Tuesday, June 30, 2015

derriere curvature spongy

If you don't learn to laugh at trouble, you won't have  anything to laugh at when you're old.  (From a friend's posted old-age list)

Whew- I *thought* that when TY left the house that I would be looking for things to do, people to see, and places to visit.  What reality brought me is one skidding mess after another.  Every minute has been filled so far, and I drop into bed exhausted at some late hour because I got too involved in some stupid task or another.  OK< so one of the tasks has been watching 'Revenge' on Netflix and Season 2 was ready to start last night but I just couldn't take another episode that late.  

But the good part is that things actually are getting chipped away at, the dogs are getting walked and fed, and I have a new list to conquer today.  The bad part is that the studio is going unattended and the blog is being ignored, and the sink is full of dishes that must be attended to.  Look what I choose.

New studio project has grown from a hunk of cut metal I found at a consignment shop a while back:
I think it's one of those steel drum cut or torched tourist designs sold in Haiti and other islands. This one is pretty crude, and also pretty sharp!  Maybe I will find a wall to hang it when we get into the new house but for now it just sits on the floor, SO:

I traced off the basic lines,onto some transparent non woven stuff-  who knows what it is... Then I laid over a nice piece of damask sheet over the metal, sprayed it liberally with vinegar and water, wrapped it in plastic and repeated about three times to get it to rust:  Rust it finally did, but it also mildewed.  Oh well.

So, here I am drawing on the back side hoping the design will eventually become very thick and busy.  Once the basic outlines are on I will play with machine drawing into the flower and leaf shapes from the front.  Doing some research now on crewel designs, maybe a bit of appliqué?  We'll see.  It will have something to do with an ancestral tree I think, perhaps a Tree of Life.  The new machine foot cost me $57 but hallelujah, it has made ALL the difference in free form stitching.  I could kick myself for not splurging before this.  
But first I have to get this damn thing off my wall-  it's already, like a carp, grown to the size of it's environment and now has to live on a table.  You would think 2 4x8 sheets of comatose (that's what auto-correct calls HOMASOTE) would be enough for a design wall.  I have added two more rows around the top and left edges, but then had to move it all off the wall because I don't think all this ladder climbing to reach the top is very good for someone my age without a spotter... cement floor, lots of sharp edges on the way down.  
I do have a whole wall- almost 30 feet!- of the stuff on the opposite side but to get at it I have to move:

 ALL THIS CRAP I am hoarding for the new house
as well as move off the giant quilts I keep pinned to it, overlapping, because I've been too busy to make a XXL 'log' of them wrapped and covered and stored upright in the bathroom.  (I figure they might have a better chance of staying dry in the bathroom if the roof ever leaks because there is an additional ceiling over it holding the AC equipment. ) 
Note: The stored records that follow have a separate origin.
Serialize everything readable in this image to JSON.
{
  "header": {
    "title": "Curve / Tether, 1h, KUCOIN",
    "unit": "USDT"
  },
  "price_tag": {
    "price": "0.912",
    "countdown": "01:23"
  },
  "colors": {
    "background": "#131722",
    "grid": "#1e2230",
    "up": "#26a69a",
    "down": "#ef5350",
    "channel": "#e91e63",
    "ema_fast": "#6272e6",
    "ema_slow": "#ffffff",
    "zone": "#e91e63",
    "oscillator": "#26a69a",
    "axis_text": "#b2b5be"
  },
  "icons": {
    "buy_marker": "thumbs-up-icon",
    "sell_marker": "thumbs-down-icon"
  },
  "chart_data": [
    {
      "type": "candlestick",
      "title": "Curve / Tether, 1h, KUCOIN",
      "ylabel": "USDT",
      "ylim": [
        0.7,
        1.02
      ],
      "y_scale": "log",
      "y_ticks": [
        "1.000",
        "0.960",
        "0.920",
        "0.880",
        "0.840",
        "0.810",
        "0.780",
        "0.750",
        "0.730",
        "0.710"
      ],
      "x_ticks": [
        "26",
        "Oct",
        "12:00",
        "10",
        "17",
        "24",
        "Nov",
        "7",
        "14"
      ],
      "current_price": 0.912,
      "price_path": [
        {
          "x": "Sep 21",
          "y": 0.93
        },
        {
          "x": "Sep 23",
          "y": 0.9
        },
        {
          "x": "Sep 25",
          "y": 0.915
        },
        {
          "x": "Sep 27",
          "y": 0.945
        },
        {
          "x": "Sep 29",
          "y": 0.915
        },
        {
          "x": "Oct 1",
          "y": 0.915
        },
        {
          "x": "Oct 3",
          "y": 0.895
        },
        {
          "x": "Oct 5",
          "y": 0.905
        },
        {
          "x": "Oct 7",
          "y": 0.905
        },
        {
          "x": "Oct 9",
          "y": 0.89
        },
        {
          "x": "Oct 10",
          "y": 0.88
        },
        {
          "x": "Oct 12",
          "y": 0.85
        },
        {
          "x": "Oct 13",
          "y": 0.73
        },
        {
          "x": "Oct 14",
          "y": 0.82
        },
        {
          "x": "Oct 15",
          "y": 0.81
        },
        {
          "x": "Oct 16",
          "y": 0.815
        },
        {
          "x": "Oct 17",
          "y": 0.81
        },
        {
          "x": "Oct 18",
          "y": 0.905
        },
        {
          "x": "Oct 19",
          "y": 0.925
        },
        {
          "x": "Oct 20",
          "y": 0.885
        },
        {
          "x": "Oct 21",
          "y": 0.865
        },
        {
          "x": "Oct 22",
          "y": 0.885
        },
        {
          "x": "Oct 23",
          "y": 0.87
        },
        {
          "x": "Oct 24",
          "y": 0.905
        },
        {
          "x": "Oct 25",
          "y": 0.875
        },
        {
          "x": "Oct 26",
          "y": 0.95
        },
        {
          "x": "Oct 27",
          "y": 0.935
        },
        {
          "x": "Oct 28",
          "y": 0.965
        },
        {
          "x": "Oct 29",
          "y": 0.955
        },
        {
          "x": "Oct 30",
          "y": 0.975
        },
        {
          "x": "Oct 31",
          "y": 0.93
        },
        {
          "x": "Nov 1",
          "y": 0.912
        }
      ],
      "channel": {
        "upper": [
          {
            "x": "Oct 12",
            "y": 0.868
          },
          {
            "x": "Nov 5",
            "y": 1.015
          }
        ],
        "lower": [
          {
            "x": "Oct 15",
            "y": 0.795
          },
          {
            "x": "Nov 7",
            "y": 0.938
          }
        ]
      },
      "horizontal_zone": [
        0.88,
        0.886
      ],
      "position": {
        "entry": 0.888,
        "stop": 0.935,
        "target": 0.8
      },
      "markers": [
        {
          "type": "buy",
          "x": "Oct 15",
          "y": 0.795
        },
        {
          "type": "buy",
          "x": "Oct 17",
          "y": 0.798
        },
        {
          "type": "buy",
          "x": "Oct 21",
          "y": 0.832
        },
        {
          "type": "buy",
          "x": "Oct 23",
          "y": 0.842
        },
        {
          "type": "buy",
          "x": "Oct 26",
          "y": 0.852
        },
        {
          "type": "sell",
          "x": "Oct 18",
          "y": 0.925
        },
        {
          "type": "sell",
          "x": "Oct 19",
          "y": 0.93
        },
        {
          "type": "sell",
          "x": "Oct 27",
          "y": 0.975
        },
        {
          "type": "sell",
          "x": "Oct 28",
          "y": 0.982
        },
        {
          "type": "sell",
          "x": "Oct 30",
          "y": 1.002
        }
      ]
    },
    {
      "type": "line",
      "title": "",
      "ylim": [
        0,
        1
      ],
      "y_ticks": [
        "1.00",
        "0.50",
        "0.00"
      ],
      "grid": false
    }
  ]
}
OK. that's all my dirty little secrets this month.

Let's talk about something more pleasant-----

Brazil-based artist duo Janaina Mello and Daniel Landini of Mello + Landini create tree-like installations with untwisted ropes fastened to the walls of galleries. Titled Ciclotramas, the artworks have gone through 17 different iterations since 2010, each involving some form of ropes that seem to branch through the air and splay onto surfaces like fractals or a network of neurons.

 Sarape blanket, wood, nails, enamel… an unusual materials list! Texas based artist Adrian Esparza deconstructs and then reconstructs Mexican sarape blankets, viewing them as “an evolving self-portrait.” He transforms them from their traditional, original form into stunning, modern geometric installations poetically exploring the idea of his identity as a Mexican-American growing up on the border of these two cultures. I would love to see this work in person.

And off I go to BOKETTO for awhile until the next gong sounds.

1 comment :

Janet W said...

Cynthia Corbin has a piece in Quilt National that is a hunk of muslin that she folded up, set some flower pots on and left outside all winter. It has holes and mildew and she made it into a beautiful piece. Go for it!